Solution Methods

Despite advances in computer hardware and optimization software, the scheduling of chemical processes remains a hard problem. One of the goals of our research is to formulate mixed-integer programming (MIP) models for a wide range of scheduling problems. Since the solution of MIP scheduling models is computationally challenging, we aim to develop advanced solution methods:

1)  Tightening methods: Based on customer demand, process network characteristics and time related data, we calculate the total amount of material and number of batches each task must produce, as well as the number of times subsets of tasks can be executed in a feasible solution. Based on these amounts, we generate tightening constraints (Velez et al., 2013a; Merchan and Maravelias, 2016).

2)  Multi-grid discrete-time models: We formulate models based on separate grids for each task, processing unit, material, and utility. The proposed models have fewer binary variables and constraints than models based on a single and uniform time grid, thereby leading to faster solution times (Velez and Maravelias, 2015).

3)  Parallel branch-and-bound: We develop methods where (1) the full MIP is partitioned into many smaller MIPs by fixing or bounding the number of times each task runs, and (2) each smaller MIP is solved in parallel (Velez and Maravelias, 2013b).

4) Reformulations: We study extended reformulations where a new integer variable representing the total number of batches for each task is introduced. Branching on this new variable prevents the search from looking at many equivalent solutions and improves the bound on the optimal solution quickly (Velez and Maravelias, 2013c; Merchan et al., 2016).

5) Solution refinement method: We study a method that enable us to improve the quality of the solutions obtained from discrete-time formulations. We refine the discrete-time solution by re-optimizing the timing of events using a continuous-time model, while keeping the integer decisions fixed. Thus, hard instances can be solved faster with large discretization steps without any loss in accuracy (Merchan et al., 2016).

These methods can improve solution times by several orders of magnitude thereby allowing us to solve in minutes large-scale problems that were intractable (see Figures 1, 2 and 3).

Example process network. ?ask outline color indicates which units can process it; font style indicates which resources are required. The color of each material indicates storage policy; unit capacities are given in parentheses.
Figure 1. Example process network. ?ask outline color indicates which units can process it; font style indicates which resources are required. The color of each material indicates storage policy; unit capacities are given in parentheses.
Solution to the instance shown above. A. Resource profile: total amount of each resource available, total amount in use, and cost. B. Inventory profile; feeds are received every 24 hours for the first 72 hours, and products have due dates every 24 hours starting at 48 hours. C. Gantt chart; tasks in the STN representation have the same color as the corresponding block in the Gantt chart.
Figure 2. Solution to the instance shown in figure 1. A. Resource profile: total amount of each resource available, total amount in use, and cost. B. Inventory profile; feeds are received every 24 hours for the first 72 hours, and products have due dates every 24 hours starting at 48 hours. C. Gantt chart; tasks in the STN representation have the same color as the corresponding block in the Gantt chart.
Figure 3. An illustration of solution refinement method. The objective value of discrete-time solution obtained using large discretization step of 1 hour is improved from makespan of 6 hours to 4.9 hours after the refinement, which proved to be the optimal solution when fine discretization of 0.1 hour is used.
Figure 3. An illustration of solution refinement method. The objective value of discrete-time solution obtained using large discretization step of 1 hour is improved from makespan of 6 hours to 4.9 hours after the refinement, which proved to be the optimal solution when fine discretization of 0.1 hour is used.

Reference:

Merchan, A. F., Lee, H. and Maravelias, C. T. (2016) Discrete-Time Mixed-Integer Programming Models and Solution Methods for Production Scheduling in Multistage Facilities. Computers and Chemical Engineering.
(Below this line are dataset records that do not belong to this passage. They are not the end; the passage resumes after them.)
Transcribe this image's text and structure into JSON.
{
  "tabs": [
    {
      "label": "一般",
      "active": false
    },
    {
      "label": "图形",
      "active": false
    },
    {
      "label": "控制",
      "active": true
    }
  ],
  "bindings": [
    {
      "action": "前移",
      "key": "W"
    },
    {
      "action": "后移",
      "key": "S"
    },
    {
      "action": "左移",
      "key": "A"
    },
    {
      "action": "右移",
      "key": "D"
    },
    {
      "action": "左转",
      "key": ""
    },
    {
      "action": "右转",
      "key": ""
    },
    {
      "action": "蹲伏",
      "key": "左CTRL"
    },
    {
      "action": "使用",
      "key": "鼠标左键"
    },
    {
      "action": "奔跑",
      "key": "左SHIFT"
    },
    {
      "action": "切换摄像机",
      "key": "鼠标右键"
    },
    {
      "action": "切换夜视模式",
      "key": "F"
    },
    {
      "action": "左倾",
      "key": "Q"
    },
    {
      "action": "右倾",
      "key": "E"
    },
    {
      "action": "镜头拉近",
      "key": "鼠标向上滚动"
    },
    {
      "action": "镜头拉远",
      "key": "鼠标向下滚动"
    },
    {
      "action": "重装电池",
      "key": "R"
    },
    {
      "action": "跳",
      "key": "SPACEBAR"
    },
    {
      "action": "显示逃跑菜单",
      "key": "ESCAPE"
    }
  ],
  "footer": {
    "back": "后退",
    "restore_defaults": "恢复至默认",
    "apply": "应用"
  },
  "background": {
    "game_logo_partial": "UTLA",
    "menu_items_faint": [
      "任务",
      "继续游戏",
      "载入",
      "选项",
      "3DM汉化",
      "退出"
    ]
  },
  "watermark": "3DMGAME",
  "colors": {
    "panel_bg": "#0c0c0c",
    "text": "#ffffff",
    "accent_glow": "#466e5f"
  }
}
Merchan, A. F. and Maravelias, C. T. (2016) Preprocessing and tightening methods for time-indexed MIP chemical production scheduling models. Computers & Chemical Engineering. 84, 516-535.

Velez, S., Sundaramoorthy, A. and Maravelias, C. T. (2013a) Valid Inequalities Based on Demand Propagation for Chemical Production Scheduling MIP Models. Aiche Journal. 59, 872-887.

Velez, S. and Maravelias, C. T. (2013b) A branch-and-bound algorithm for the solution of chemical production scheduling MIP models using parallel computing. Computers & Chemical Engineering. 55, 28-39.

Velez, S. and Maravelias, C. T. (2013c) Reformulations and Branching Methods for Mixed-Integer Programming Chemical Production Scheduling Models. Industrial & Engineering Chemistry Research. 52, 3832-3841.

Velez, S. and Maravelias, C. T. (2015) Theoretical framework for formulating MIP scheduling models with multiple and non-uniform discrete-time grids. Computers & Chemical Engineering. 72, 233-254.